When I think of corn, I tend to think in terms of how much feeding the horses is going to cost this winter, but Iroquois huntsman Lilla Mason sees something else, too, when she gazes across a field of Zea mays. She also sees a training tool for the puppies in their first year with the pack. Lilla mentioned to me the other day that she always likes a nice cornfield during the early autumn cubhunting season, the weeks of informal hunting that precede the season’s formal start in November. Why corn?
Corn fields are inviting because they are more spacious and easier for hounds to get into and move around in than overgrown, brambly, thickety coverts. Corn offers a good opportunity for the puppies to get used to diving into coverts without encountering thorns or tough going their first few times. This year, the coverts are looking thicker than ever, thanks again to the abundant rain central Kentucky had through most of the summer months.
“I think I have a better chance of getting puppies into coverts if I can get to corn early on to teach them to go in. It’s easier than if the first thing they encounter is thick, briery undergrowth with stickers,” Lilla explained. “You can easily put the hounds in a big corn field and surround it with the field members.”
Which raises another question. How does a huntsman, especially when sitting on horseback, convince young, inexperienced hounds to run into a covert if they have doubts about it?
“Remember the exercise where we hold the hounds up at the pond?” Lilla said. “It might look like a parlor trick, but we do it for a reason, too. During cubhunting season, we’ll ride to a covert, then hold the hounds up and release them into the covert, just as we do at the pond in the summer. The older hounds will run in because they know coverts are interesting, but the puppies don’t know that yet. They run in because they were trained to run in after we hold them up. That’s what they were trained to do at that cue. So that’s one way we teach them to go in.
“But sometimes, even with that training, a puppy might not understand why it should stick its nose into a thick covert that’s got stickers.

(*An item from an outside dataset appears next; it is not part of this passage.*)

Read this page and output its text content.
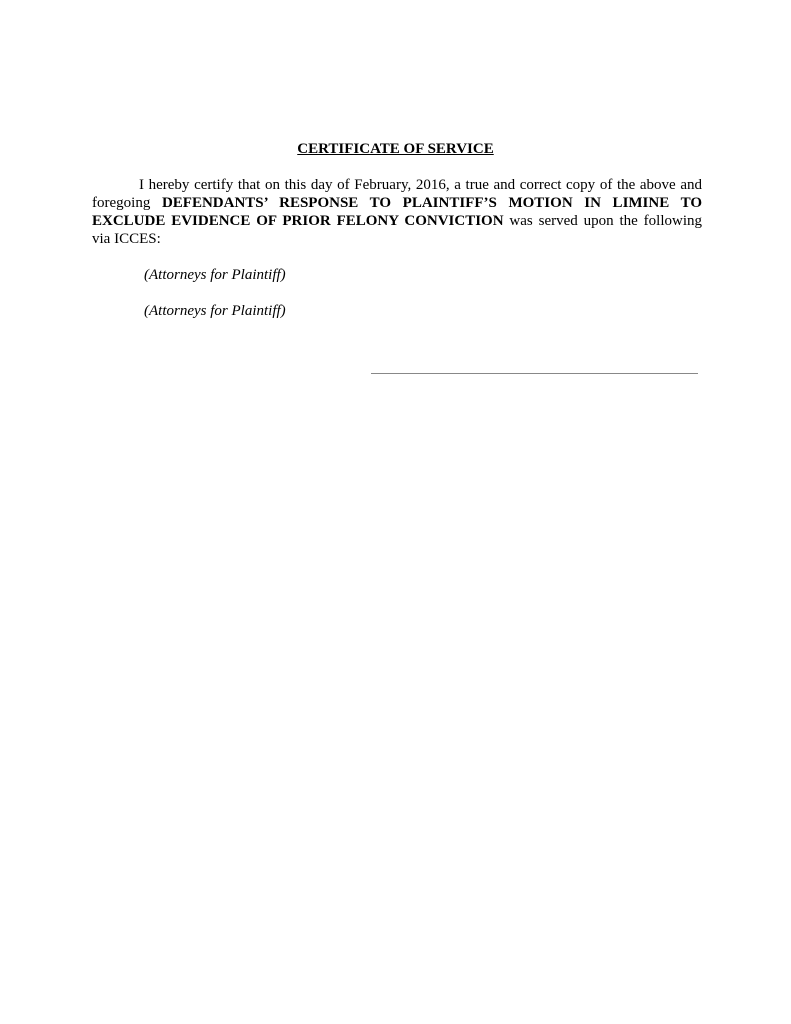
CERTIFICATE OF SERVICE

I hereby certify that on this day of February, 2016, a true and correct copy of the above and foregoing DEFENDANTS’ RESPONSE TO PLAINTIFF’S MOTION IN LIMINE TO EXCLUDE EVIDENCE OF PRIOR FELONY CONVICTION was served upon the following via ICCES:

(Attorneys for Plaintiff)
(Attorneys for Plaintiff)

So during cubhunting we try to go to little coverts or cornfields, where you know you can get the older hounds in and you hope those older hounds will speak. Sometimes, it takes that to get puppies in if they don’t understand where they’re going. In a cornfield, often the older hounds will go in so fast the puppies get swept along before they can process what they’re doing, and once they get inside they might then come right back out again, looking for guidance. But if the older hounds speak, that really gets the puppies’ attention.”
Those who were out last cubhunting season might remember a good example of this with young littermates Starter and Stanway, who wouldn’t go into a corn field at first.
“They wanted to, but they weren’t sure about it,” Lilla recalled. “They looked at the covert, they could hear the other hounds inside it, but Starter and Stanway still couldn’t quite convince themselves. But when the older hounds started to speak, they shot into the corn, then popped right back out again. The older hounds kept speaking, and Starter and Stanway just couldn’t stand it. So they both dove in, popped back out to listen, and then went back in again.
“They did this a few times, and it was like they were sticking their toes in the water, just testing it. It was funny, but that’s how they learn. Once they figure out that when other hounds speak, they want to hark to it, then it drives them crazy not to, and they’ll jump right in. It’s fun to watch.”
Kind of gives “children of the corn” a whole new (and much nicer) twist. Needless to say, I’ll be keeping my eye toward the corn this cubhunting season to see how the Iroquois puppies respond.